Он снова замолчал, тяжело дыша.
— Это убило мою жену, — сказал он. — Понимаете, это её доконало. А я остался здесь. Во-первых, сын любил ферму, а я, в сущности, для него старался. А потом — Арнхем. Он был десантником. Его сбили в воздухе.
Он помолчал.
— Когда Теда убили, вот тогда, наверное, трещины начали зарастать мхом. Люди стали меня жалеть. И я продолжал заниматься фермой. Хотел сделать её образцовой. Затеял всякие эксперименты. Зазывал фермеров, старался их заинтересовать. Ну и денег поднажил тоже.
Он помолчал.
— Хотел оставить хозяйство штату, — продолжал он, — образцовую опытную ферму. Назвать её в честь Теда. А теперь они все эти мои труды затопят.
Он помолчал.
— Да-a, я там жил помаленьку… Были у меня и дружки — охотники, рыбаки, да и не только они. Но люди мрут, друзей у тебя остаётся всё меньше. Не успел оглянуться, а единственный, с кем теперь могу поговорить по душам, — брат Пинкни. Тайком ведём беседы.
Он снова замолчал.
— Ну и?.. — спросил Бред.
— Ну и адвокатской практикой понемногу занимаюсь. Хоть для заработка она мне и не нужна. После этого, — он жестом показал на чёрную книгу, — люди денежные поначалу ко мне не обращались.

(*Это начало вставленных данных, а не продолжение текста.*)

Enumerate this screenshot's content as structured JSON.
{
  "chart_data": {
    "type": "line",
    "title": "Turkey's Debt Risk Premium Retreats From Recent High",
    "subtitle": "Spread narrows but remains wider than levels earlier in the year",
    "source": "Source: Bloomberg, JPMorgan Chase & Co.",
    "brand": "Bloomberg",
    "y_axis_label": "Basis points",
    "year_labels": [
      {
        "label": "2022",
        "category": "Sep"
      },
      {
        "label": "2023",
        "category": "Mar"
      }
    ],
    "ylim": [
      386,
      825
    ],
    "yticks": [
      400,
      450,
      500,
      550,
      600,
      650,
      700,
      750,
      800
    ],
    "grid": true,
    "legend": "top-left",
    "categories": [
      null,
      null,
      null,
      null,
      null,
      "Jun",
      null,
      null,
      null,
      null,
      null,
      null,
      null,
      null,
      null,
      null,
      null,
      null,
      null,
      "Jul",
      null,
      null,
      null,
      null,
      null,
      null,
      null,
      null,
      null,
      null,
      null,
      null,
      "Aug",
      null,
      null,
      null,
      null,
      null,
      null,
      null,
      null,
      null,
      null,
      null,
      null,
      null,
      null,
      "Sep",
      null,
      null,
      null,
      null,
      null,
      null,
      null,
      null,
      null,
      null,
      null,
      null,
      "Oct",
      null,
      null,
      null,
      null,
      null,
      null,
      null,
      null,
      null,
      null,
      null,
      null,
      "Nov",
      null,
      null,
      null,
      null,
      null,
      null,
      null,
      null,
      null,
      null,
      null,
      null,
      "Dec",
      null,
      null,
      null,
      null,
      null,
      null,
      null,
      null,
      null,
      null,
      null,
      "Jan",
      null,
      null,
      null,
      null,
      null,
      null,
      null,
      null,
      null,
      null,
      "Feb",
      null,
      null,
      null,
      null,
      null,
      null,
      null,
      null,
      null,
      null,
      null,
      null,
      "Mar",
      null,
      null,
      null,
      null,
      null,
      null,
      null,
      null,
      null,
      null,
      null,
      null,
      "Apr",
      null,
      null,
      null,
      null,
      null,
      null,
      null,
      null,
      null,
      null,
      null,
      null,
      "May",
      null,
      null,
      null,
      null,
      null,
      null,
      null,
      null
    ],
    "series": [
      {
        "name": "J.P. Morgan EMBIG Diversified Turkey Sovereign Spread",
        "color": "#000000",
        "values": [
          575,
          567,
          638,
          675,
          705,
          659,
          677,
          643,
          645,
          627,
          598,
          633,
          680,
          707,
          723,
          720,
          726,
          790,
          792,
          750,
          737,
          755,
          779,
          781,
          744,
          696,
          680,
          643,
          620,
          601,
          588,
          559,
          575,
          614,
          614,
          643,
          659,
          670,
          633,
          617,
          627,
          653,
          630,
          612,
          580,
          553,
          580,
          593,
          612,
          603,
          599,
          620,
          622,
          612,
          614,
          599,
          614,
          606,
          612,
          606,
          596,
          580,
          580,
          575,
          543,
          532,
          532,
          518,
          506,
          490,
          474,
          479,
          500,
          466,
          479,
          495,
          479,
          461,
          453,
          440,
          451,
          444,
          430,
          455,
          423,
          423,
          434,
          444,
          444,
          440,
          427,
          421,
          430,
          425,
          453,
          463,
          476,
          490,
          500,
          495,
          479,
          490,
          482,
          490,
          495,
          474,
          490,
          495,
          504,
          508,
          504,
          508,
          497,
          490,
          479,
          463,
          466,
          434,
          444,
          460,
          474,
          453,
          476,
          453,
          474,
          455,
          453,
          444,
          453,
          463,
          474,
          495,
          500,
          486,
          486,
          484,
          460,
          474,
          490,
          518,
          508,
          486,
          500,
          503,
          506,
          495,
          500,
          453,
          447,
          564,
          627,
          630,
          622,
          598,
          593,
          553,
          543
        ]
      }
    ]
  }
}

Поэтому я приноровился брать дела у людей, не имеющих денег. У болотных жителей, маломощных фермеров и цветных. Приноровился. А потом привык. Имейте в виду, никаких идей на этот счёт не имею. Просто так жить веселее. К тому же есть у меня одна страстишка: иногда хочется, чтобы тебя осуждали. Тогда всё как бы приобретает истинную окраску. Да, бывало, у входа в суд какой-нибудь тип пыхтит, хочет мне что-то высказать. А я только гляну на нею, и всё. Вы же знаете…
Он невесело ухмыльнулся.
— Слыхали небось сплетни насчёт меня и Розеллы?
Бред кивнул.
— Знаю, они тут чешут языки насчёт меня и этой негритянки. Да ну их всех к дьяволу. В древности религия этого не воспрещала. Павел и Сила [43] Деяния апостолов, гл. 15 и 18.
не гнушались язычниками, да, кажется, и дед мой тоже, а значит, и мне можно.
Он помолчал, а потом заговорил снова:
— Она прекрасная женщина, хорошо ко мне относится. И красивая, кстати, такого бронзового цвета. И если какой-нибудь сукин сын у входа в суд осмелится меня обругать «полюбовник черномазой», ну уж я…
Он задумался.
— А знаете, если люди чувствуют, что вам наплевать, они перестают к вам цепляться. Боятся, что переломаю хребет.
Он ухмыльнулся уже веселее.
— Вот так я тут и сижу. И когда повольготнее — читаю Тацита и Светония. Надо оправдать учение в университете. Я ведь ночами потел над лекциями профессора Уилбро. А сейчас сижу и читаю про то, как Рим сгинул в тартарары. Сгинет и Фидлерсборо. По всей нашей стране видно, что ей скоро крышка. Поэтому даже приятно читать про Рим. Возьмите, к примеру, президента Эйзенхауэра, Айк ведь — самое что ни на есть дешёвое издание императора Гальбы, а Гарри в нероны не вышел. А здесь, в Фидлерсборо, выгляни в окно и видишь, как жалкие дуралеи из кожи вон лезут, стараются как лучше — по их, конечно, тупым понятиям. Видишь, как по Ривер-стрит шагает брат Пинкни, потому что только в Фидлерсборо он может закрыть глаза и представить себе дряхлую руку матушки, опускающую монету в битый кофейник на полке. Поэтому то, что можно назвать пафосом мирских забот, чуток снижает моё злорадство при чтении.
Он улыбнулся уже с оттенком настоящего веселья и стал молча набивать трубку.
— А теперь нас затопят, и это распутает множество узлов. Может, стоило бы затопить всю страну — от штата Мэн до Калифорнии.
Бред встал.
— Спасибо за беседу, — сказал он.
— Какая ж это беседа! Это исповедь, подписанные и заверенные печатью показания, но дающее их лицо больше не произнесёт ничего.